Health

Gov’t to blame for poor healthcare system – GMA

The Ghana Medical Association has said medical practitioners cannot be blamed for the poor healthcare system in the country.

On Tuesday, some patients who arrived at the Korle Bu Teaching Hospital in excruciating pain had to buy plastic chairs to enable doctors and nurses to attend to them.

The move followed the Ministry of Health’s directive to hospitals not to turn away patients who arrive with emergency cases even if there are no beds to accommodate them.

Citi News’ Nii Armah’s visit to the Korle Bu Surgical Medical Unit revealed that other patients who could not afford plastic chairs were being attended to on the bare floor in a congested room.

Speaking on Eyewitness News, the General Secretary of the GMA, Dr. Justice Yankson attributed the situation to the government’s failure to invest in the health sector.

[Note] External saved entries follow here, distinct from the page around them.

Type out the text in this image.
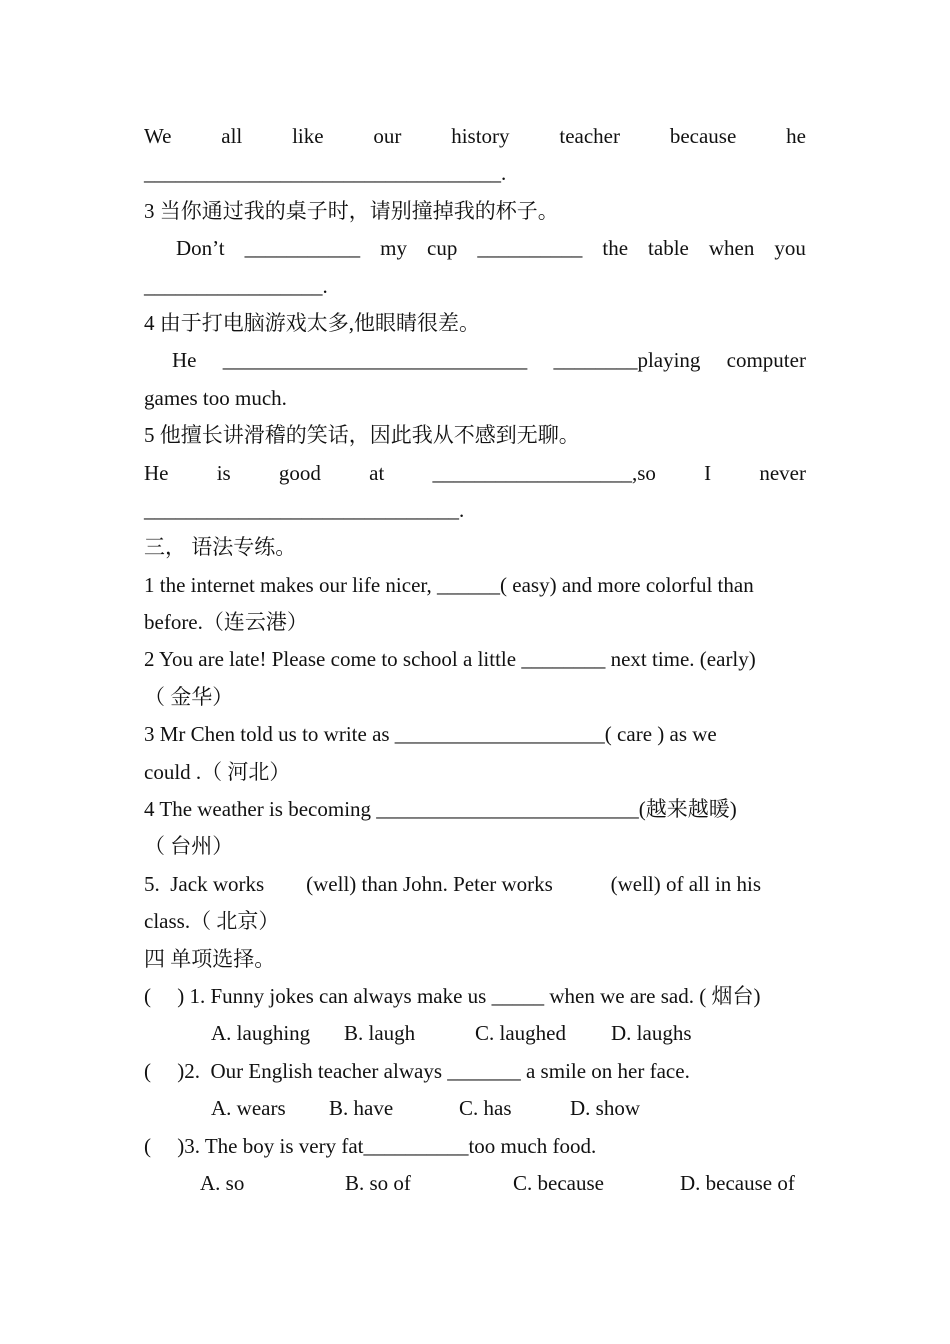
We all like our history teacher because he
__________________________________.
3 当你通过我的桌子时，请别撞掉我的杯子。
Don’t ___________ my cup __________ the table when you
_________________.
4 由于打电脑游戏太多,他眼睛很差。
He _____________________________ ________playing computer
games too much.
5 他擅长讲滑稽的笑话，因此我从不感到无聊。
He is good at ___________________,so I never
______________________________.
三， 语法专练。
1 the internet makes our life nicer, ______( easy) and more colorful than
before.（连云港）
2 You are late! Please come to school a little ________ next time. (early)
（ 金华）
3 Mr Chen told us to write as ____________________( care ) as we
could .（ 河北）
4 The weather is becoming _________________________(越来越暖)
（ 台州）
5.  Jack works        (well) than John. Peter works           (well) of all in his
class.（ 北京）
四 单项选择。
(     ) 1. Funny jokes can always make us _____ when we are sad. ( 烟台)
A. laughing	B. laugh	C. laughed	D. laughs
(     )2.  Our English teacher always _______ a smile on her face.
A. wears	B. have	C. has	D. show
(     )3. The boy is very fat__________too much food.
A. so	B. so of	C. because	D. because of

“Truth be told this is part of the bigger challenge that we are all facing and to a large extent, as a country we are trying to play ostrich. Basically, this is our problem; our emergency medical services are not in the best of state.

“As a country, we are doing so good in some areas of our healthcare but this particular area, the emergency medical services, we have been caught pants down as a result of the systematic refusal over a long period to invest properly in that area from infrastructure to the training of emergency medical professionals and now we have been exposed.

Mr. Yankah asked the government to among others, “put enough resources into emergency medical service.

Background

The no-bed syndrome has been in the spotlight after a 70-year-old man, Prince Anthony Opoku-Acheampong, reportedly died in his car at the LEKMA Hospital at Teshie, after seven hospitals turned him away over claims that there were no beds.

The deceased’s family started searching for a hospital for him at 11:00 pm on June 2, traveling for about 46 kilometers in total, across the seven hospitals, till he eventually died at around 3:30 am.

The Ghana Health Service Director-General, Dr. Anthony Nsiah-Asare, said the Service was first going to set up an investigative Committee to probe the incident.

The Speaker of Parliament, Professor Mike Oquaye, has also charged the Health Committee as well as the Constitutional, Legal and Parliamentary Affairs, to come up with laws and regulations in the medical field that will deal with the no-bed syndrome at some of the country’s health facilities.